Training loss going from 2.1 to 0.8 across 5 epochs felt like progress. It was, for coherence and grammar. But "sounds like the owner" isn't captured in perplexity. The best evaluation was reading 50 random outputs from the deployed model and counting how many the owner would actually send. Early runs: maybe 20%. After tuning the system prompt, adding the classifier context, and capping response length: closer to 75%. Automated metrics told me the model was learning; only reading the outputs told me whether it was working.
The early version sent the raw message directly to the voice model and asked it to respond naturally. It worked but was inconsistent: sometimes the model would write a two-paragraph essay, sometimes it'd correctly produce one casual sentence. Adding a separate classifier call (which returns a strict JSON schema) and injecting the classified intent + tone into the voice model's context improved consistency dramatically. The extra 1–2 seconds of latency (the classifier is fast) is worth it.

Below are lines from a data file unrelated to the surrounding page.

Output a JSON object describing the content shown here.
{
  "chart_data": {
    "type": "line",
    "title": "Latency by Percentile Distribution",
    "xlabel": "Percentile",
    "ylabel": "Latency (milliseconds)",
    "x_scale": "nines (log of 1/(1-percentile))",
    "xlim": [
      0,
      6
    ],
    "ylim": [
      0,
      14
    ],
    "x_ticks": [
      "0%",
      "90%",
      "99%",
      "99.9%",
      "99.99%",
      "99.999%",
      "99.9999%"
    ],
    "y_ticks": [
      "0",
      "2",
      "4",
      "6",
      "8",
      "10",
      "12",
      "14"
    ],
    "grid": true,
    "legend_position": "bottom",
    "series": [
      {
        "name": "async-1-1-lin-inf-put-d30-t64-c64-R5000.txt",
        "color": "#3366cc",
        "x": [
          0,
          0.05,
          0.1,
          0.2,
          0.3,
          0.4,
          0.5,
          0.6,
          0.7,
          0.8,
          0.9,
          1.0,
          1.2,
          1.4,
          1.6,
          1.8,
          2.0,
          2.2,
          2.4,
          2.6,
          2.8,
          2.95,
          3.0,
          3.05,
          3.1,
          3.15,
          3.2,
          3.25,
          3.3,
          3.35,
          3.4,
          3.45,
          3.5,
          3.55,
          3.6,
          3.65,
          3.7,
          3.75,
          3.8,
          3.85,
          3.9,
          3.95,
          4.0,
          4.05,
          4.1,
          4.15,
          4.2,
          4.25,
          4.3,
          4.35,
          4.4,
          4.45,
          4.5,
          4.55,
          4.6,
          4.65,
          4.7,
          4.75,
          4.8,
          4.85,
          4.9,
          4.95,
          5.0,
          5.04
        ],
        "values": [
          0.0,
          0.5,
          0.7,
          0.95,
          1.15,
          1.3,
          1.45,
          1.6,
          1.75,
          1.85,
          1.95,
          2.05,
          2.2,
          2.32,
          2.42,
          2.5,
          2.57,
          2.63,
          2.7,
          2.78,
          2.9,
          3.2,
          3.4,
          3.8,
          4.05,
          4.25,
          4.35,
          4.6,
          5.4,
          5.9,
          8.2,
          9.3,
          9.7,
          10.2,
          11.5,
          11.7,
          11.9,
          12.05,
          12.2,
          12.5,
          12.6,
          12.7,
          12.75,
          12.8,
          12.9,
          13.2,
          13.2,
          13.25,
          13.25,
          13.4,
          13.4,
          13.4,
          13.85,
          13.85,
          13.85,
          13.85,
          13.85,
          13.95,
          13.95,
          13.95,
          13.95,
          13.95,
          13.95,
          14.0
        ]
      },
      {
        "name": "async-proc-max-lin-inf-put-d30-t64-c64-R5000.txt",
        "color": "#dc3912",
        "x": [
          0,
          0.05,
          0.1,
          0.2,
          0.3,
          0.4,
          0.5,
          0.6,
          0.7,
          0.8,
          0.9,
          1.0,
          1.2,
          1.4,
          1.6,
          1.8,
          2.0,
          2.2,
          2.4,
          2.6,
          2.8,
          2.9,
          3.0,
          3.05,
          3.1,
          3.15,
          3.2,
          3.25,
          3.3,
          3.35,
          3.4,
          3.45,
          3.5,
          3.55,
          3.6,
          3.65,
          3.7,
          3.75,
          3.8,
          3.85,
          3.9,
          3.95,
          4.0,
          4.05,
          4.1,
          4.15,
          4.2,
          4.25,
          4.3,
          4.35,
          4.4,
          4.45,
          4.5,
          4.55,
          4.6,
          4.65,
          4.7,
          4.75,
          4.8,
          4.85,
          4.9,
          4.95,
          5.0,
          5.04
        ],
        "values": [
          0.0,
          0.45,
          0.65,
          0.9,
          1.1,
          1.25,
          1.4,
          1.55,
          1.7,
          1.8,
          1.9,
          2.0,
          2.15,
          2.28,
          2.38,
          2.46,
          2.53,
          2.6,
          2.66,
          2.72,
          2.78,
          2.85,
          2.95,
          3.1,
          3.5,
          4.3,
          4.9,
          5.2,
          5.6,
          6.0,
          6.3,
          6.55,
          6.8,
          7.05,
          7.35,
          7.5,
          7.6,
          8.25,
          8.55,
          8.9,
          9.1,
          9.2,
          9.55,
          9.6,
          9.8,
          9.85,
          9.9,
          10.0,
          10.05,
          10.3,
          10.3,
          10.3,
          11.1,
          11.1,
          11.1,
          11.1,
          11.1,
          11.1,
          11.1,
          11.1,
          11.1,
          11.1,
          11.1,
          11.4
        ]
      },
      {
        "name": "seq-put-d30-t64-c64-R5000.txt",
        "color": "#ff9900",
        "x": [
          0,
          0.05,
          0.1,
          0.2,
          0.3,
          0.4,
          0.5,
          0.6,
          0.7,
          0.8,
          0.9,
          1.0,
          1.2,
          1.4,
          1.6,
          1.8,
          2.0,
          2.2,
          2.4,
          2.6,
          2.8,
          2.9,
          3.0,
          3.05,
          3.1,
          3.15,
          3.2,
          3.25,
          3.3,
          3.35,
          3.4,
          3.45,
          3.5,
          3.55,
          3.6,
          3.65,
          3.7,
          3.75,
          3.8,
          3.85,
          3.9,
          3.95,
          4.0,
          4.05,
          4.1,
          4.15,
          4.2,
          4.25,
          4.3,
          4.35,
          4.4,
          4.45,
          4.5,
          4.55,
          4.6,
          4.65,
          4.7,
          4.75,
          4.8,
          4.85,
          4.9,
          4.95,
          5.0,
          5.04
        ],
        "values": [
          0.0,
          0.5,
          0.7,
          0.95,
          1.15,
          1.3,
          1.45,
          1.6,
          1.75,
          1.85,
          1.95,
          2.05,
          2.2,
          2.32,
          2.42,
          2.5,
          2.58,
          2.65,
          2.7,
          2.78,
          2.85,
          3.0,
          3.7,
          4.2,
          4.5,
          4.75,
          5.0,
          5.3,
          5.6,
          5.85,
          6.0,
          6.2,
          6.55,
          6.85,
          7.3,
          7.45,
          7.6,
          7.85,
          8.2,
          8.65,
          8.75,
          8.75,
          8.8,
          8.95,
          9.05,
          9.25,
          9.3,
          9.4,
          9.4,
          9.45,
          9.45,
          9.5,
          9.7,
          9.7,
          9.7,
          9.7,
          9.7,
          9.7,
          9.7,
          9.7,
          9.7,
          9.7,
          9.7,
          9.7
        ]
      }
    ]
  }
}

The lesson: language models are better at individual, well-scoped tasks than at doing everything at once in a single prompt.
dukes-bot/
├── jason_bot.py # Main polling loop, Ollama calls, AppleScript send
├── focus_daemon.py # DoNotDisturb state monitor
├── action_detector.py # Trusted contact cache + action intent detection
├── action_handler.py # Calendar/Reminder/Notes orchestration
├── actions.py # AppleScript wrappers for macOS apps
├── context_builder.py # Live calendar/reminder/message context injection
├── focus_messages.py # Session start, opt-out, about-intent responses
├── message_batcher.py # 25-second quiet-window message batching
├── session_state.py # Per-contact session + opt-out tracking
├── safety_filter.py # Regex safety screening (no LLM)
├── security_filter.py # Injection detection + output sanitization
├── input_sanitizer.py # Control char stripping, phone validation, checksums
├── build_response_db.py # Index training data into response_patterns.db
├── classify_unknowns.py # Reclassify unknown-intent rows via Ollama
├── test_integration.py # Integration test suite (47 tests, no LLM required)
├── requirements.txt
├── *.sample.json # Schema examples for runtime state files
└── CLAUDE.md.example # Scrubbed developer notes (safe to share)
MIT. See LICENSE file.
Training data is not included in this repository and must be generated from your own message history following the data pipeline documentation.